I must have felt a good deal like the supporters of a weaker foot-ball team when their side makes the first touchdown. I could have thrown up my hat with joy; I could have shouted myself hoarse. Madge had an opportunity! Madge had a chance! It seemed too good to be true, and I longed to share with Madge the triumph so nearly hers. But Will was afraid she might worry and fret about it,—there was, of course, the possibility of disappointment,—so I followed his advice and kept on building my air-castles in secret.

It was on November twenty-first that Madge's little child was born. We had written to Oliver in June and he had started on his homeward journey as soon as Madge's belated letter reached him, some time in August. He had tramped a hundred miles down a tropical river, had lain sick for five weeks with a fever in a native camp, had dragged himself in a weakened condition twenty miles farther on to the coast, and finally had caught a slow-travelling freight-boat bound for Spain. Blown out of its course, becalmed, disabled by a terrific storm, Oliver never saw the coast of Europe until well into November. His mite of a child was two weeks old before he reached home.

Oliver had done well down there in South America. Reports of his ability had reached the Boston office months before Oliver himself appeared. It seems that Oliver's chief had written a long letter telling all about the ingenuity which young Vars had shown in working out some technical problem connected with a suspension bridge down there. I told you Oliver's line was civil engineering. The Boston office informed Will they had offered Vars a good position right here at home with a salary that he could live on. I was delighted, and as soon as we learned that he had started for God's country, I began to hunt up apartments.

I wanted Oliver to see for himself and by himself what a perfect little housekeeper—what a lovely little creature, simple as she was, he had chanced to pick out up there in the mountains of Vermont. I honestly began to fear Oliver wouldn't appreciate half of the delicate points that Madge had developed. I wished I could give my brother a course of training too. He is the kind to be rather impolite inside the walls of his own domain. I selected for Madge and Oliver a suburb where the rents were not high, about half an hour by trolley from Boston. I planned to have Madge well established in her own five sunny little rooms before the arrival of either her husband or child.

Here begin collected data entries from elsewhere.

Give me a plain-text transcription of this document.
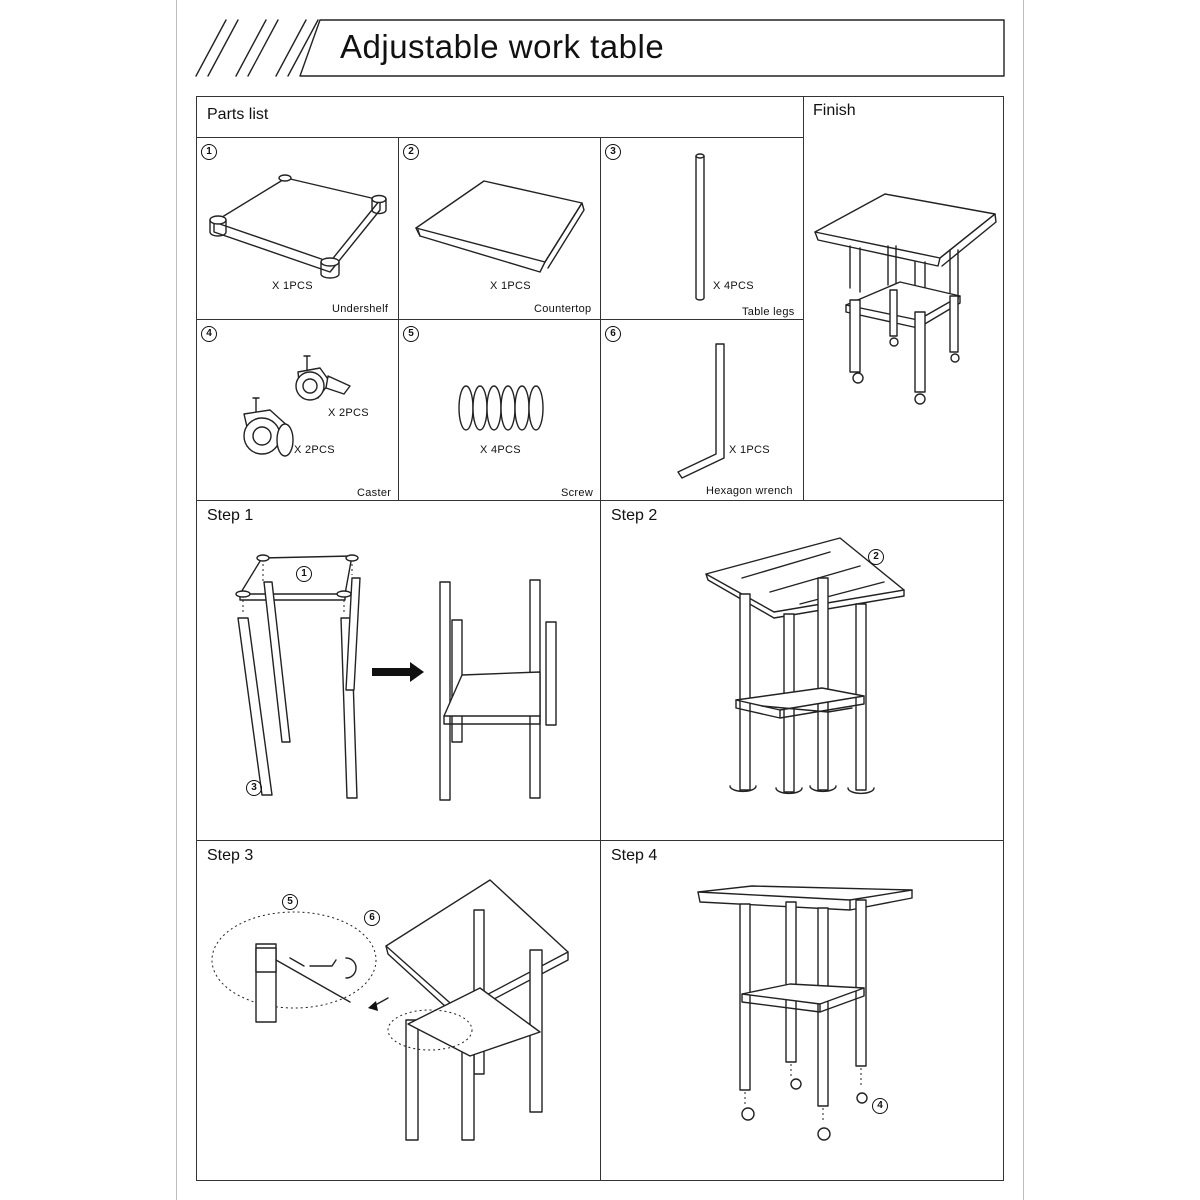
Adjustable work table
Parts list	Finish
1	2	3
4	5	6
X 1PCS
Undershelf
X 1PCS
Countertop
X 4PCS
Table legs
X 2PCS
X 2PCS
Caster
X 4PCS
Screw
X 1PCS
Hexagon wrench
Step 1	Step 2
Step 3	Step 4
1
3
2
5
6
4
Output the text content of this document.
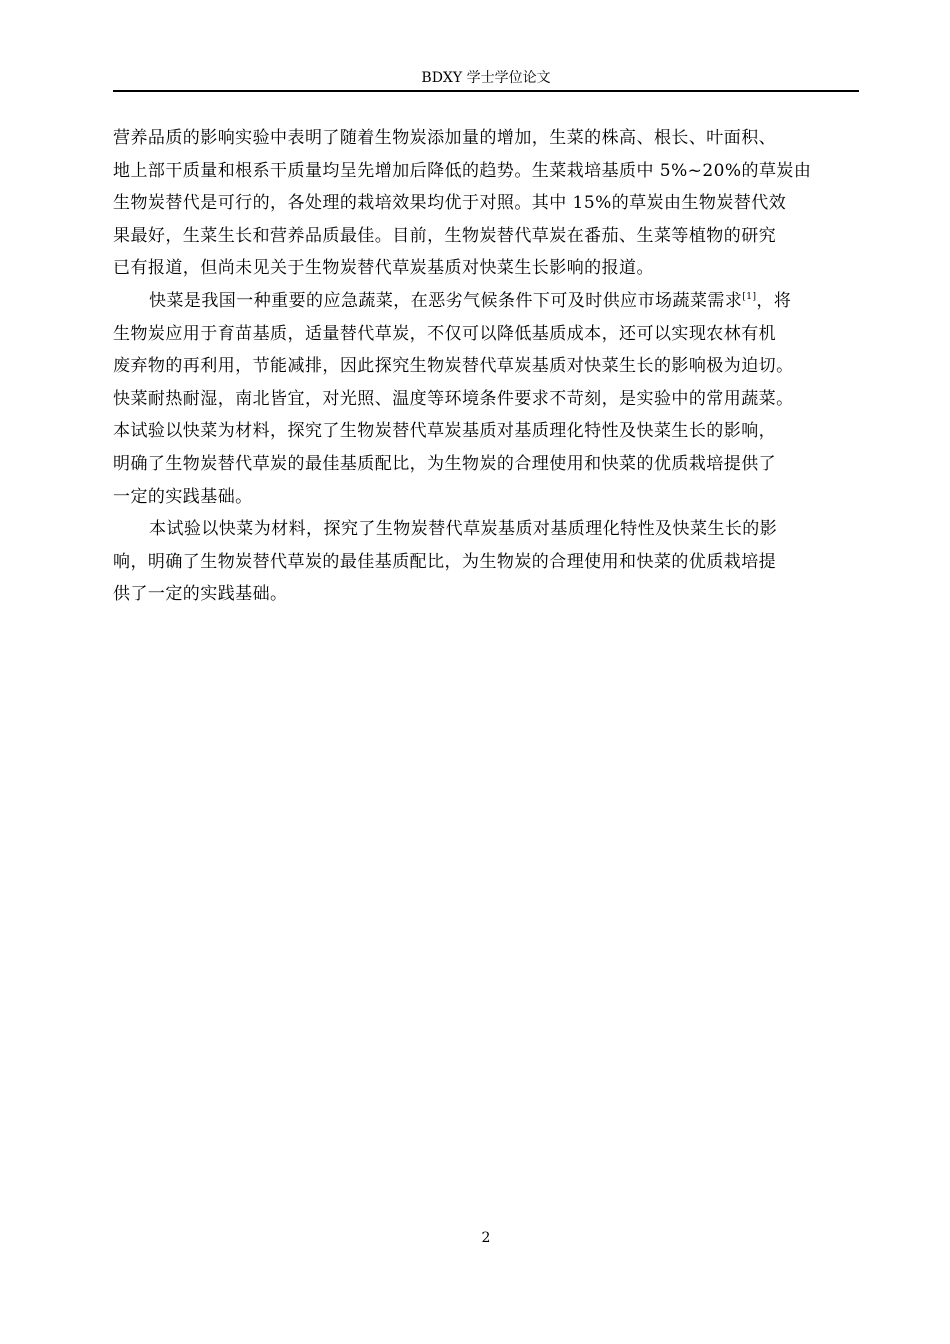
BDXY 学士学位论文
营养品质的影响实验中表明了随着生物炭添加量的增加，生菜的株高、根长、叶面积、
地上部干质量和根系干质量均呈先增加后降低的趋势。生菜栽培基质中 5%~20%的草炭由
生物炭替代是可行的，各处理的栽培效果均优于对照。其中 15%的草炭由生物炭替代效
果最好，生菜生长和营养品质最佳。目前，生物炭替代草炭在番茄、生菜等植物的研究
已有报道，但尚未见关于生物炭替代草炭基质对快菜生长影响的报道。
快菜是我国一种重要的应急蔬菜，在恶劣气候条件下可及时供应市场蔬菜需求[1]，将
生物炭应用于育苗基质，适量替代草炭，不仅可以降低基质成本，还可以实现农林有机
废弃物的再利用，节能减排，因此探究生物炭替代草炭基质对快菜生长的影响极为迫切。
快菜耐热耐湿，南北皆宜，对光照、温度等环境条件要求不苛刻，是实验中的常用蔬菜。
本试验以快菜为材料，探究了生物炭替代草炭基质对基质理化特性及快菜生长的影响，
明确了生物炭替代草炭的最佳基质配比，为生物炭的合理使用和快菜的优质栽培提供了
一定的实践基础。
本试验以快菜为材料，探究了生物炭替代草炭基质对基质理化特性及快菜生长的影
响，明确了生物炭替代草炭的最佳基质配比，为生物炭的合理使用和快菜的优质栽培提
供了一定的实践基础。
2
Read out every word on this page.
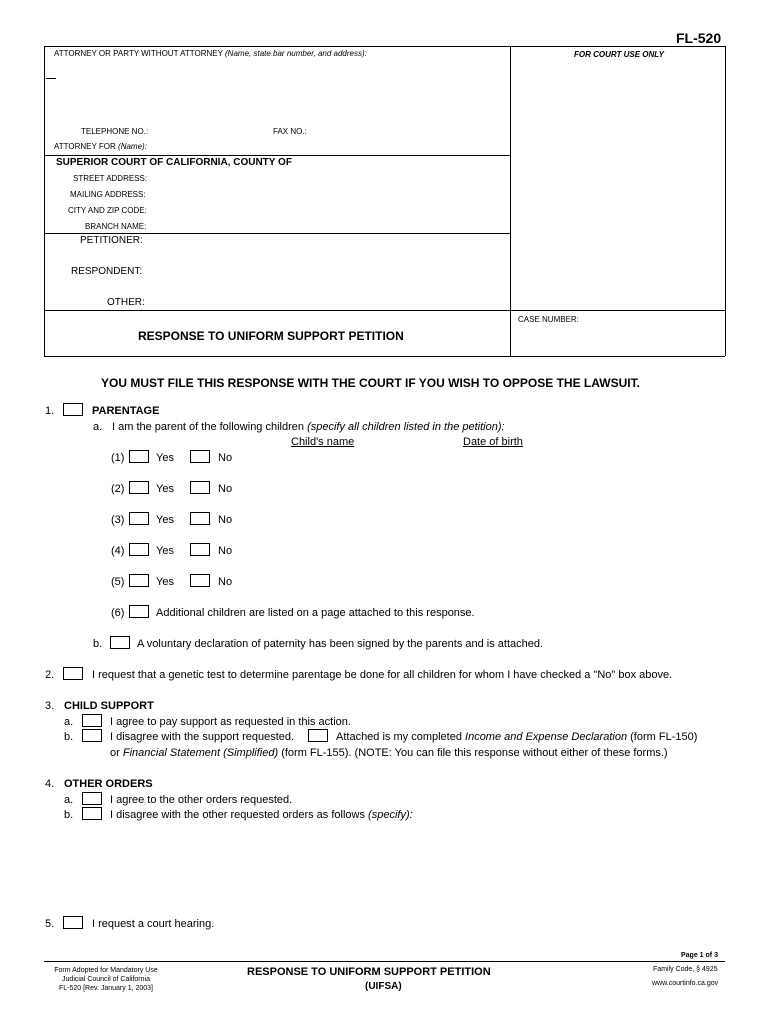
FL-520
ATTORNEY OR PARTY WITHOUT ATTORNEY (Name, state bar number, and address):	FOR COURT USE ONLY
TELEPHONE NO.:	FAX NO.:
ATTORNEY FOR (Name):
SUPERIOR COURT OF CALIFORNIA, COUNTY OF
STREET ADDRESS:
MAILING ADDRESS:
CITY AND ZIP CODE:
BRANCH NAME:
PETITIONER:
RESPONDENT:
OTHER:
CASE NUMBER:
RESPONSE TO UNIFORM SUPPORT PETITION
YOU MUST FILE THIS RESPONSE WITH THE COURT IF YOU WISH TO OPPOSE THE LAWSUIT.
1.	PARENTAGE
a. I am the parent of the following children (specify all children listed in the petition):
Child's name	Date of birth
(1)	Yes	No
(2)	Yes	No
(3)	Yes	No
(4)	Yes	No
(5)	Yes	No
(6)	Additional children are listed on a page attached to this response.
b.	A voluntary declaration of paternity has been signed by the parents and is attached.
2.	I request that a genetic test to determine parentage be done for all children for whom I have checked a "No" box above.
3. CHILD SUPPORT
a.	I agree to pay support as requested in this action.
b.	I disagree with the support requested.	Attached is my completed Income and Expense Declaration (form FL-150)
or Financial Statement (Simplified) (form FL-155). (NOTE: You can file this response without either of these forms.)
4. OTHER ORDERS
a.	I agree to the other orders requested.
b.	I disagree with the other requested orders as follows (specify):
5.	I request a court hearing.
Page 1 of 3
Form Adopted for Mandatory Use
Judicial Council of California
FL-520 [Rev. January 1, 2003]
RESPONSE TO UNIFORM SUPPORT PETITION
(UIFSA)
Family Code, § 4925
www.courtinfo.ca.gov
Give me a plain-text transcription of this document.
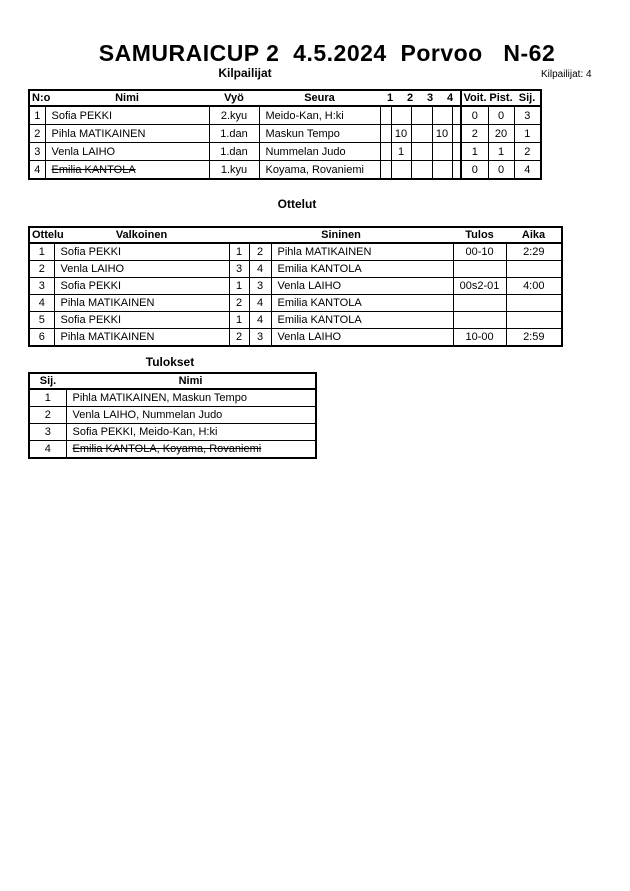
SAMURAICUP 2  4.5.2024  Porvoo   N-62
Kilpailijat	Kilpailijat: 4
N:o	Nimi	Vyö	Seura	1 2 3 4					Voit.	Pist.	Sij.
1	Sofia PEKKI	2.kyu	Meido-Kan, H:ki						0	0	3
2	Pihla MATIKAINEN	1.dan	Maskun Tempo		10		10		2	20	1
3	Venla LAIHO	1.dan	Nummelan Judo		1				1	1	2
4	Emilia KANTOLA	1.kyu	Koyama, Rovaniemi						0	0	4
Ottelut
Ottelu	Valkoinen	Sininen			Tulos	Aika
1	Sofia PEKKI	1	2	Pihla MATIKAINEN	00-10	2:29
2	Venla LAIHO	3	4	Emilia KANTOLA		
3	Sofia PEKKI	1	3	Venla LAIHO	00s2-01	4:00
4	Pihla MATIKAINEN	2	4	Emilia KANTOLA		
5	Sofia PEKKI	1	4	Emilia KANTOLA		
6	Pihla MATIKAINEN	2	3	Venla LAIHO	10-00	2:59
Tulokset
Sij.	Nimi
1	Pihla MATIKAINEN, Maskun Tempo
2	Venla LAIHO, Nummelan Judo
3	Sofia PEKKI, Meido-Kan, H:ki
4	Emilia KANTOLA, Koyama, Rovaniemi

From my safe-full of silver and attic-full of Will's furniture, which I couldn't use, I could easily have set up two brides at housekeeping. I sent over a whole load of things from our house to Madge's and we spent days afterward settling the darling little rooms. On November twenty-first I went over to the apartment alone. Madge had complained of not feeling very well and I didn't want her to get all tired out before she actually moved the following week. The kitchen utensils were waiting to be washed and set in rows on the cupboard shelves, so I started out straight after breakfast and spent the whole day "playing house" there alone. I didn't get back until after seven o'clock at night. Will must have been watching for me, for he met me at the door. The instant I entered the house I knew something unexpected had happened. There was a white pillow on the couch in the living-room. I smelled ether.